Un movimiento cerca de los dormitorios de los monjes captó su atención. Aparecieron cuatro SEALs a la carrera. Uno de ellos cargaba algo sobre el hombro. Un cuerpo larguirucho en calzoncillos y con vendajes. Kade. Los soldados llegaron a la cuerda que pendía del helicóptero más cercano. El SEAL que portaba a Kade acopló su cabrestante a la cuerda e inició la ascensión.
«Podría dejarles que capturaran a Kade…», pensó Sam.
No. Esa sería la solución cobarde.
Examinó a los soldados. Cuatro como mínimo. Quizá había más en el helicóptero. Armados. Con mejoras implantadas. Norteamericanos.
Hacían un trabajo muy parecido al suyo. ¿Podría con ellos?
Sí, si su vida dependía de ello.
Esperó a que dos de los SEALs hubieran subido al helicóptero y se deslizó por el tejado, saltó al patio, aterrizó dando una voltereta, se levantó y echó a correr.
El último SEAL que quedaba en tierra se había colgado el fusil del hombro y sujetaba la cuerda con ambas manos, apretó el botón del cabrestante y, justo cuando empezaba a ascender, vio que Sam se le echaba encima.
Sam oyó gritos a su espalda. El otro equipo de asalto había regresado al patio y apenas los separaban diez metros. Las balas tranquilizadoras rebotaron en el suelo muy cerca de sus pies.
El último SEAL llegó arriba y se metió en el helicóptero donde tenían a Kade. Sam puso la directa hacia la cuerda, acopló el cabrestante con una mano sin dejar de correr y apretó el botón para ponerlo en marcha con el dedo pulgar. El dispositivo inició la ascensión con ella colgada de un brazo, a pesar de que oscilaba en el aire como un péndulo. Arrancó una granada aturdidora del cinturón que le había robado al SEAL y sintió el cilindro pesado y frío en la palma de la mano.
De repente apareció un SEAL encima de ella que la apuntó con su fusil. Sam se impulsó con todas sus fuerzas para cambiar la dirección del movimiento pendular y los disparos del SEAL cortaron el aire del espacio que acababa de abandonar.
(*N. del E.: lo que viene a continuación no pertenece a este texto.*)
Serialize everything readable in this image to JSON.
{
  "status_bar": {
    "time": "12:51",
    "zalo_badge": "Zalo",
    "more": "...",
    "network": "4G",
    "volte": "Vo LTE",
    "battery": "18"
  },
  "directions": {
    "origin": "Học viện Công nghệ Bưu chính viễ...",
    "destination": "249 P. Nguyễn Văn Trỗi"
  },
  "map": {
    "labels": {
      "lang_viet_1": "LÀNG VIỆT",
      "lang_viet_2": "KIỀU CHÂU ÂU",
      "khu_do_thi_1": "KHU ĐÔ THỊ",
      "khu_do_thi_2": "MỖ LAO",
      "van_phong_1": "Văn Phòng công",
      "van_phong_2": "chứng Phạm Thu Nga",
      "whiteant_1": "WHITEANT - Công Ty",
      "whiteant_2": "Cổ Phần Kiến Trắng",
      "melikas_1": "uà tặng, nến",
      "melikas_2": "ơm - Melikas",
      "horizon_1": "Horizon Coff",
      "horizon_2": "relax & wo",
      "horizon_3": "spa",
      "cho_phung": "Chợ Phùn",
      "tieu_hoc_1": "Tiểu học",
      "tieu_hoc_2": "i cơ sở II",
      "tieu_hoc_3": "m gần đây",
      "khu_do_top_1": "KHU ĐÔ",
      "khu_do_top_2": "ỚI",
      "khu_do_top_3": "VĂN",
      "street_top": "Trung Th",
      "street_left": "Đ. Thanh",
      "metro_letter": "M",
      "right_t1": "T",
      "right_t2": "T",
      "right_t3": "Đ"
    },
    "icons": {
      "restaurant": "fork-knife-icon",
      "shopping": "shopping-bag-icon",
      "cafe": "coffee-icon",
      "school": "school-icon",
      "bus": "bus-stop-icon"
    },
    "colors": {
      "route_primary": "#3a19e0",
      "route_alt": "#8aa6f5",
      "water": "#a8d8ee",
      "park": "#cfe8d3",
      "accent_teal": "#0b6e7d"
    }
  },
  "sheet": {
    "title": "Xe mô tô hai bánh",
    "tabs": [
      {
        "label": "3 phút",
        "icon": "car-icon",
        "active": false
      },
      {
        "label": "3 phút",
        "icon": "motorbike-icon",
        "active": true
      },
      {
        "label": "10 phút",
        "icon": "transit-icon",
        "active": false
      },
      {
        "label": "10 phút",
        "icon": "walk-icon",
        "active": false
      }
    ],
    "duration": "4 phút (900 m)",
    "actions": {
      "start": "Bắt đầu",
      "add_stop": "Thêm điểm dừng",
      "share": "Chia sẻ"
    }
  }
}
Sam arrojó entonces la granada hacia el interior del helicóptero. El SEAL se escondió dentro del aparato. La granada trazó velozmente un arco en el aire, golpeó el borde del hueco de la puerta abierta del Banshee y explotó con un estruendo ensordecedor.
El cabrestante emitía un zumbido mientras elevaba a Sam por la cuerda directamente al helicóptero.
—¡Señor, tenemos a Mirlo! ¡Está atacando el Banshee 1! ¡Está ascendiendo por la cuerda!
—Comuníquese con el helicóptero —dijo Becker desde la pantalla—. Déjenla subir al Banshee 1 y que la reduzcan durante el viaje de vuelta al Boca Ratón.
—Recibido.
—Ordene también que el Equipo 2 suba al Banshee 2. Ya tenemos lo que habíamos ido a buscar.